ECLI:NL:RBMNE:2022:1149

Rechtbank Midden-Nederland

Datum uitspraak
23 maart 2022
Publicatiedatum
29 maart 2022
Zaaknummer
UTR 22/ 514
Instantie
Rechtbank Midden-Nederland
Type
Uitspraak
Rechtsgebied
Bestuursrecht; Omgevingsrecht
Procedures
  • Voorlopige voorziening
Vindplaatsen
  • Rechtspraak.nl
AI samenvatting door LexboostAutomatisch gegenereerd

Verlenging tijdelijke omgevingsvergunning voor horecapaviljoen in Utrecht

In deze zaak heeft de voorzieningenrechter van de Rechtbank Midden-Nederland op 23 maart 2022 uitspraak gedaan over een verzoek om voorlopige voorziening met betrekking tot de verlenging van een tijdelijke omgevingsvergunning voor het bouwen van een horecapaviljoen in Utrecht. De vergunninghouder had op 6 juli 2016 een vergunning aangevraagd voor het bouwen van een tijdelijk horecapaviljoen op een specifiek perceel. De gemeente Utrecht had eerder tijdelijke omgevingsvergunningen verleend, maar de vergunning was in december 2021 opnieuw verlengd tot 31 oktober 2022. Verzoekers, waaronder de Utrechtse Bomenstichting, maakten bezwaar tegen deze verlenging en vroegen de voorzieningenrechter om een voorlopige voorziening.
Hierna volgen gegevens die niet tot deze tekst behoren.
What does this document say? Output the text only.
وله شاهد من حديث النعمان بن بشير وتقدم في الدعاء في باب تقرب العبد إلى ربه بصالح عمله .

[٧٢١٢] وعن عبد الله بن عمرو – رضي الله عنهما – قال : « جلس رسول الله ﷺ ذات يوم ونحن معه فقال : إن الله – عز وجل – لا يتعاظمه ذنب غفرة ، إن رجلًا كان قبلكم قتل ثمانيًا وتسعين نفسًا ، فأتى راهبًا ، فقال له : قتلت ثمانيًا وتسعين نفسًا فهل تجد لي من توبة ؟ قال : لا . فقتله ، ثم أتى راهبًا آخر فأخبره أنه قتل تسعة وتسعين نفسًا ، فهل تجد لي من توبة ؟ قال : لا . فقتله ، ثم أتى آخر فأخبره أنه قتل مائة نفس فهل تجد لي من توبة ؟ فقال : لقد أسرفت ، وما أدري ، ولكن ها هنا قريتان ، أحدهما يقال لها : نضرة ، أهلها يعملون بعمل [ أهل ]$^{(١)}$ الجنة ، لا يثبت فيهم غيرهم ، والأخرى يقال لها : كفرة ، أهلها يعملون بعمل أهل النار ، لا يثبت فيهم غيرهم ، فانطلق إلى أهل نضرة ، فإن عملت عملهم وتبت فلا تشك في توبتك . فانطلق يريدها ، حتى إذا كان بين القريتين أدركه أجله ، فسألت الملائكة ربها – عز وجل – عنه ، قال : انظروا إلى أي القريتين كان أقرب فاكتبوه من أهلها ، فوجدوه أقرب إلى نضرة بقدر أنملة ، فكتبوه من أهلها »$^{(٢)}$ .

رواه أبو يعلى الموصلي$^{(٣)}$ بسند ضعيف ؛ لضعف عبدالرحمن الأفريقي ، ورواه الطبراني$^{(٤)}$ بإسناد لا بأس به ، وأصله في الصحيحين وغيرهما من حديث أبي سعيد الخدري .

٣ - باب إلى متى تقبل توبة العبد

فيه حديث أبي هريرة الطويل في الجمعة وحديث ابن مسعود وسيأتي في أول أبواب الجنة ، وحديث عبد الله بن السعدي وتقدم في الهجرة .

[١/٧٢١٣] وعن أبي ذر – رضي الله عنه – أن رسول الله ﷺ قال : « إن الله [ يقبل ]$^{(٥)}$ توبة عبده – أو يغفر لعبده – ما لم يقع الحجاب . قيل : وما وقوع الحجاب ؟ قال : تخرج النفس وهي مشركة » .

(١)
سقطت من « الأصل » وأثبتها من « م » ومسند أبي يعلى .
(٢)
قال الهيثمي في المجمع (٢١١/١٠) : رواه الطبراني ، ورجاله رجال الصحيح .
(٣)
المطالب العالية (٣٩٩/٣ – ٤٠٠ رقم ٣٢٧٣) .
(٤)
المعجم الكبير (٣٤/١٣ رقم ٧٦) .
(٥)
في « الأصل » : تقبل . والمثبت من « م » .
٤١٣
Tijdens de zitting op 9 maart 2022 werd het bezwaar van verzoekers besproken. De voorzieningenrechter overwoog dat de gemeente mogelijk niet-ontvankelijkheid van het bezwaar zou kunnen aanvoeren, omdat het bezwaar te laat zou zijn ingediend. Echter, de voorzieningenrechter oordeelde dat de overschrijding van de bezwaartermijn verschoonbaar was, omdat niet duidelijk was wanneer het bestreden besluit precies was verzonden. De voorzieningenrechter ging verder in op de argumenten van verzoekers, die stelden dat de verlenging van de vergunning in strijd was met eerdere toezeggingen van de gemeente en dat het de woon- en leefomgeving negatief beïnvloedde.

Uiteindelijk oordeelde de voorzieningenrechter dat de gemeente in redelijkheid had kunnen besluiten om de tijdelijke vergunning te verlengen. De voorzieningenrechter wees het verzoek om voorlopige voorziening af, omdat de belangen van de vergunninghouder en de gemeente zwaarder wogen dan die van de verzoekers. De voorzieningenrechter benadrukte dat het oordeel voorlopig was en niet bindend voor een eventuele bodemprocedure. De uitspraak werd gedaan door mr. E.M. van der Linde, met mr. M.S.D. de Weerd als griffier.

Uitspraak

RECHTBANK MIDDEN-NEDERLAND
Zittingsplaats Utrecht
Bestuursrecht
zaaknummer: UTR 22/514
uitspraak van de voorzieningenrechter van 23 maart 2022 op het verzoek om voorlopige voorziening in de zaak tussen

[verzoekster ] en Utrechtse Bomenstichting , te [plaats] , verzoekers

(gemachtigde: drs. C. van Oosten),
en

het college van burgemeester en wethouders van de gemeente Utrecht, verweerder

(gemachtigde: A. Bil).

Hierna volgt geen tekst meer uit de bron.